CHICAGO — Sears says it will accelerate plans to close unprofitable stores and will consider additional staff cuts as it tries to stem the red ink after what it called a “challenging” holiday selling season.

Sears Holdings on Tuesday said fourth-quarter sales in stores open at least a year fell 7.2 percent in Kmart stores and 6.9 percent at Sears stores, despite the company entering the holiday period “with key product offerings and promotions intended to build engagement with our members and provide them with the best experience possible,” the company said in a filing with the Securities and Exchange Commission.

For the full year, that measurement of sales fell 7.3 percent at Kmart and 11.1 percent at Sears.

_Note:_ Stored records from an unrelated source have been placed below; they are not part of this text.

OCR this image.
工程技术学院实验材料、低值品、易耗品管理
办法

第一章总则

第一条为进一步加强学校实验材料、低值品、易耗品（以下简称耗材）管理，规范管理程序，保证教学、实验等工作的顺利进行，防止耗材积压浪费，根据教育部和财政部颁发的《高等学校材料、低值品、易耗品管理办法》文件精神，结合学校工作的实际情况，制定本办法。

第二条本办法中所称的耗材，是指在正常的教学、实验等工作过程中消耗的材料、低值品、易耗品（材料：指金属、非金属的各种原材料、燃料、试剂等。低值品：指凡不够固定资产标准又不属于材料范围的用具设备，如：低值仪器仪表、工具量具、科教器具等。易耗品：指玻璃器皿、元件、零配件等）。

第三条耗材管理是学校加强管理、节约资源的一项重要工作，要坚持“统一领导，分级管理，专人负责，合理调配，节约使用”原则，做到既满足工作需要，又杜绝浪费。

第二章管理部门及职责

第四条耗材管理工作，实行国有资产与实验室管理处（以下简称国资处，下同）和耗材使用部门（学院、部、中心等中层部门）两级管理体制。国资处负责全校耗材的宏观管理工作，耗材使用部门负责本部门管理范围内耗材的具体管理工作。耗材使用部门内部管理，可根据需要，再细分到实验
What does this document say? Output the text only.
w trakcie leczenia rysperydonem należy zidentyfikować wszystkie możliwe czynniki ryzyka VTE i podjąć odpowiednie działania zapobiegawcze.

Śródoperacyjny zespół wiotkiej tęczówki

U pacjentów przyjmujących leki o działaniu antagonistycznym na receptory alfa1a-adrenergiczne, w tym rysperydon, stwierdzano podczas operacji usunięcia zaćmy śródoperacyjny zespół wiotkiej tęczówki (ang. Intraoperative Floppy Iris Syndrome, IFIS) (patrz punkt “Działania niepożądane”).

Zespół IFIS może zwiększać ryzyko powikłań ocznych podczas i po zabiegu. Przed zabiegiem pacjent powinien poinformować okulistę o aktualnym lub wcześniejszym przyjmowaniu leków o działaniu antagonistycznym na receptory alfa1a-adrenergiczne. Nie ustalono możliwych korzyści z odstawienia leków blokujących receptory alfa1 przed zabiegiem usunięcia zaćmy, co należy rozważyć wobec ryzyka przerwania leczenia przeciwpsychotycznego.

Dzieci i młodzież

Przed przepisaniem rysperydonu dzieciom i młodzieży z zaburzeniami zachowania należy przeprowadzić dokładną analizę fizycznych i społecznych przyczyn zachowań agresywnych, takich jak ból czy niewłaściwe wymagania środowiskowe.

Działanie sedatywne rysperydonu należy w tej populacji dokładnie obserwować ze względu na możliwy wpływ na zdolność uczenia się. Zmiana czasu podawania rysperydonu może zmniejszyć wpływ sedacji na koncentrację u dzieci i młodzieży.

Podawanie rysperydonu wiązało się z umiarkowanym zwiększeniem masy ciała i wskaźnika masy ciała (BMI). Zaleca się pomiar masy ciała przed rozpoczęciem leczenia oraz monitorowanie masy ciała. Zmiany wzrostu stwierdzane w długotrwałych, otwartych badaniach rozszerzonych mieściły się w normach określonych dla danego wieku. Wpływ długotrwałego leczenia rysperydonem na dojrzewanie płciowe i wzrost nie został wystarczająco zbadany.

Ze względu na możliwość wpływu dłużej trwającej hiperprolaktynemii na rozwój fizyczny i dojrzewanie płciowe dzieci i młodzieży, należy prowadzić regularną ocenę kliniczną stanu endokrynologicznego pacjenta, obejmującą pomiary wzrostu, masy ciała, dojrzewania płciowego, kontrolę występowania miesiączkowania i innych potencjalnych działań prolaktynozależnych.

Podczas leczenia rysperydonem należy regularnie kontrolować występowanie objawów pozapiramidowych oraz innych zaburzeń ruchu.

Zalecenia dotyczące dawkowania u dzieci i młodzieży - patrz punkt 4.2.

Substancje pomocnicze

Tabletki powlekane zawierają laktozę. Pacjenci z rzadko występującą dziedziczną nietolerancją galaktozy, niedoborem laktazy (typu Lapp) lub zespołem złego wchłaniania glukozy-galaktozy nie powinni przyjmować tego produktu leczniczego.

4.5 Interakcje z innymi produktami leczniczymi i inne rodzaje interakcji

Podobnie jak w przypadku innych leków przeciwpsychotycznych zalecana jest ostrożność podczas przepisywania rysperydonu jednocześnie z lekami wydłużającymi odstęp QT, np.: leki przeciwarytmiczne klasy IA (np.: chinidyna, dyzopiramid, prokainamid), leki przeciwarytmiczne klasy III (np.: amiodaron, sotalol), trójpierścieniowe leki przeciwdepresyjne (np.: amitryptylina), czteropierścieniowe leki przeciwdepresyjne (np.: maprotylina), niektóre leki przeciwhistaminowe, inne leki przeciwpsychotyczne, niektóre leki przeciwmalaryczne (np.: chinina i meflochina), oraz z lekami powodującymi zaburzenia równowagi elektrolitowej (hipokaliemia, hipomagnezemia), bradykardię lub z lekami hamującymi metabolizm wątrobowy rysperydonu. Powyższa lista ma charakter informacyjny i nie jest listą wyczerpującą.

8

Spokesman Chris Brathwaite noted Sears wasn’t the only company that struggled during the holidays, but it fared worse than some competitors.

Macy’s saw a 4.7 percent drop in November and December sales compared with 2014 in stores open at least a year. J.C. Penney reported a 3.9 percent increase in sales over that time period, while Kohl’s reported a 0.4 percent increase over 2014 for the full fourth quarter.

Sears already had said it would close 50 stores this year, with most shutting down between March and April, said spokesman Howard Reifs. Most of those are Kmart stores where the company opted not renew leases, he said.

Tuesday, it said the shutdown of unprofitable stores would include — but not be limited to — those locations.

The company said it also would seek to raise at least $300 million by selling other unspecified assets during the first half of the year, but declined to comment further on what assets might eventually be sold.

This year, Sears said it plans to take actions that would cut its costs by between $550 million and $650 million, following cuts of between $765 million and $790 million in 2015.

“The most important thing is that there are further actions being taken,” said Brathwaite.

Although the company’s appliances business is still a bright spot, the outlook for other goods is dismal, said Pam Goodfellow, an analyst with Prosper Insights & Analytics.

The share of customers who say they most often choose Sears when shopping for clothing, shoes and electronics has dropped more than 40 percent in each category over the last 10 years, according to a Prosper Analytics survey of about 7,000 U.S. shoppers over 18.

Sears used to rank in the top group of national retailers like Kohl’s, Wal-Mart and Macy’s where surveyed customers said they most often shopped for women’s clothing, Goodfellow said. But it now ranks in the middle of the pack, slightly behind Goodwill, she said.